Les autorités ont évité le piège de ne viser que la capitale et quelques métropoles comme le font souvent les pouvoirs publics en Afrique. En effet, plusieurs villes secondaires bénéficieront de chantiers dont les appels d’offres sont donnés pour imminents : Il s’agit d’Oyem, Lambaréné, Koulamoutou, Franceville, Mouila, Lebamba et de Ndendé. En plus de la construction et de la réhabilitation d’infrastructures telles que les routes, les écoles et les espaces verts, Libreville insiste aussi sur les ouvrages de protection pour protéger la population contre le risque d’inondation.

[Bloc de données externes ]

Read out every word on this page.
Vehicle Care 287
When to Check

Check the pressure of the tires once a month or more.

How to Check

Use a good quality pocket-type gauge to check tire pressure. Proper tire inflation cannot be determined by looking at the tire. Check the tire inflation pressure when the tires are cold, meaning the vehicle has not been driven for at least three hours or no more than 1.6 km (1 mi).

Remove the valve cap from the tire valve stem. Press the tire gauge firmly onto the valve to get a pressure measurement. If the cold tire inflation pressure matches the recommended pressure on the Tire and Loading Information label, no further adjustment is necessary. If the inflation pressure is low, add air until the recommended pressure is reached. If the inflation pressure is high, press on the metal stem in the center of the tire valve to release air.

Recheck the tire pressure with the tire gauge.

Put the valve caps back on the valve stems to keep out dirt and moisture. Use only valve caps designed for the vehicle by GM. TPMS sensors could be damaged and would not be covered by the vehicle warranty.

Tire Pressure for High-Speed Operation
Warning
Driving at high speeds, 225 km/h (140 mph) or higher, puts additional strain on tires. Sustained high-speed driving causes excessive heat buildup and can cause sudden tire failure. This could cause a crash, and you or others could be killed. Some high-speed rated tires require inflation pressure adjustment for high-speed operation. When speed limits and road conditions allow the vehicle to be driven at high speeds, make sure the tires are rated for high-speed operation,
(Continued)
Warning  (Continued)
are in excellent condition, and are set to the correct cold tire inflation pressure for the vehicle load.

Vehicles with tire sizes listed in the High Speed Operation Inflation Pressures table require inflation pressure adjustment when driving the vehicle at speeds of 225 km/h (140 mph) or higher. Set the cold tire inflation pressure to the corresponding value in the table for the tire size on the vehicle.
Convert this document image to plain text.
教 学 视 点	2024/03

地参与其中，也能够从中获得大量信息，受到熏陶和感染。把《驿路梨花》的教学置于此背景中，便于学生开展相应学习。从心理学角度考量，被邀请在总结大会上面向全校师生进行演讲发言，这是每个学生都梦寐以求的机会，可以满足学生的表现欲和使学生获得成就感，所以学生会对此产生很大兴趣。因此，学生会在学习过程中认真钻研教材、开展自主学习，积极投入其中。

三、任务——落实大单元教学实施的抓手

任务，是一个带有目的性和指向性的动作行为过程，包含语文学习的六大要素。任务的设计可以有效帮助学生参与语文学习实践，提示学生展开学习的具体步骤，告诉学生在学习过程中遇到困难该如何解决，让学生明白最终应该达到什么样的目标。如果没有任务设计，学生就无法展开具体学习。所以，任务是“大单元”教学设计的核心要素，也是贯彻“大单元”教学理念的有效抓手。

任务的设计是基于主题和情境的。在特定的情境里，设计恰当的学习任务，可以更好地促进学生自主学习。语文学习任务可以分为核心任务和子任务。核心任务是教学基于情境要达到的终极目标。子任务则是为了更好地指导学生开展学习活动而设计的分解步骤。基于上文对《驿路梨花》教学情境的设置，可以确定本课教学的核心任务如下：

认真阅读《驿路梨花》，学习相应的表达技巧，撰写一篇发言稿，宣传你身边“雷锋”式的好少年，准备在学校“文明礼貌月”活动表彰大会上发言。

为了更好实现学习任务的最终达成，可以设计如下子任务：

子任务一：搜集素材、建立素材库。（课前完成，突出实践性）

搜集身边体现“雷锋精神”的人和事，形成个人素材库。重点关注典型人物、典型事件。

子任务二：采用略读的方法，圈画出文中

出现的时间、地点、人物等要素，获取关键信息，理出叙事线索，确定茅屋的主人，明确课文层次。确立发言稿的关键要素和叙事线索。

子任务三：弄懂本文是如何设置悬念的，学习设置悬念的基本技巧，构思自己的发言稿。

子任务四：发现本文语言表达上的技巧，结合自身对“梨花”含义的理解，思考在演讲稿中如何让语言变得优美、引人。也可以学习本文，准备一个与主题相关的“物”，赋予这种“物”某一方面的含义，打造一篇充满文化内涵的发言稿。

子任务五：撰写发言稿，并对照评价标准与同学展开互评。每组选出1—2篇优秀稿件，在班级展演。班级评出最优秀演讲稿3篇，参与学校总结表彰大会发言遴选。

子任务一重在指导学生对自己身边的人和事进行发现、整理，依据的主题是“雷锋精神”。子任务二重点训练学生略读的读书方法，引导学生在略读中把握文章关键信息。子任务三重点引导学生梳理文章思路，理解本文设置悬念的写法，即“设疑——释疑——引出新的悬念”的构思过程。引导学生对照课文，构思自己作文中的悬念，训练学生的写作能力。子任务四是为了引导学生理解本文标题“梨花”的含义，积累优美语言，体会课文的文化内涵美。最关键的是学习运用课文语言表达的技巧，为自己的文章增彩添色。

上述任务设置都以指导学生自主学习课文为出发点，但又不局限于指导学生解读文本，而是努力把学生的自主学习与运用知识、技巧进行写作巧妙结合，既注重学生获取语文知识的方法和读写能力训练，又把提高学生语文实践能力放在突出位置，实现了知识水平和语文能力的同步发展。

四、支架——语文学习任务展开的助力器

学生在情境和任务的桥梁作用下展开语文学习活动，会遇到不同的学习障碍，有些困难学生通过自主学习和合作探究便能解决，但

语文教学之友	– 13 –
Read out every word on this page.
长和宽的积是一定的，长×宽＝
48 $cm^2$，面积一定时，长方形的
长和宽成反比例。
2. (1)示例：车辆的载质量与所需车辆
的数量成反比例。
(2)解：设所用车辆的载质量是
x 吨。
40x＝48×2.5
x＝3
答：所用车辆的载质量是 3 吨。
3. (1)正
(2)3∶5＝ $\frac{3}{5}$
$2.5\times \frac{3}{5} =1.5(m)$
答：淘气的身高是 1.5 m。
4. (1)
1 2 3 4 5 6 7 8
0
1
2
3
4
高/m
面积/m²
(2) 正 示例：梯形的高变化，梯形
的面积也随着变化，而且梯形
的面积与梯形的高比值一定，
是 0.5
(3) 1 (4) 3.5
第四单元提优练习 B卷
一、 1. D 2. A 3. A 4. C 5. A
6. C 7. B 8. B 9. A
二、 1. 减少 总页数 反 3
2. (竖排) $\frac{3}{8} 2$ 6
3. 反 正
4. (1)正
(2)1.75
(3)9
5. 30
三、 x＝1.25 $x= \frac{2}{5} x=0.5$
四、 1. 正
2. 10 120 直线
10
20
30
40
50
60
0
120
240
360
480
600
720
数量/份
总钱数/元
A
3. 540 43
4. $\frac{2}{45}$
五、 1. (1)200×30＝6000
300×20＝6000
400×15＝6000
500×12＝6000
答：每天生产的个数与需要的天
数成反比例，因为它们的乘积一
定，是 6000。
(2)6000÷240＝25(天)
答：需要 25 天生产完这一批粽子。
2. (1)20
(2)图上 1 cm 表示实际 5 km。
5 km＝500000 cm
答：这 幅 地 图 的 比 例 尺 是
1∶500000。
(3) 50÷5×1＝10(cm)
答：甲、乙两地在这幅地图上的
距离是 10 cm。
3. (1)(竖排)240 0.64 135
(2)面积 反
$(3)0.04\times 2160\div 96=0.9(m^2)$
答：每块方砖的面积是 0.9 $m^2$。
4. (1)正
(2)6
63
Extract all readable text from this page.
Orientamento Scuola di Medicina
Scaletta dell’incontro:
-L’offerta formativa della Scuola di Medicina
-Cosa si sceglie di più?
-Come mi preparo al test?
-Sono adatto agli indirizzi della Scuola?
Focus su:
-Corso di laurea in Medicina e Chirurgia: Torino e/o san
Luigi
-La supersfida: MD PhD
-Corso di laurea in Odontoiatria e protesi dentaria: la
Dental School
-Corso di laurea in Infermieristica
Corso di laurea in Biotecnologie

Le Gabon et l’un des pays les plus urbanisés du continent avec plus de 90% de sa population vivant en ville. Derrière ce programme, l’idée est de créer de nouveaux centres de création de richesses au-delà de Libreville et des environs, qui concentre l’essentiel du PIB. «Ce programme comblera le déficit en infrastructures, en aidant à libérer le potentiel socio-économique de ces villes pour qu’elles deviennent des pôles intermédiaires et créent des opportunités économiques pour la population,» a déclaré Cheick Kanté, responsable à la division chargée du Gabon à la Banque mondiale.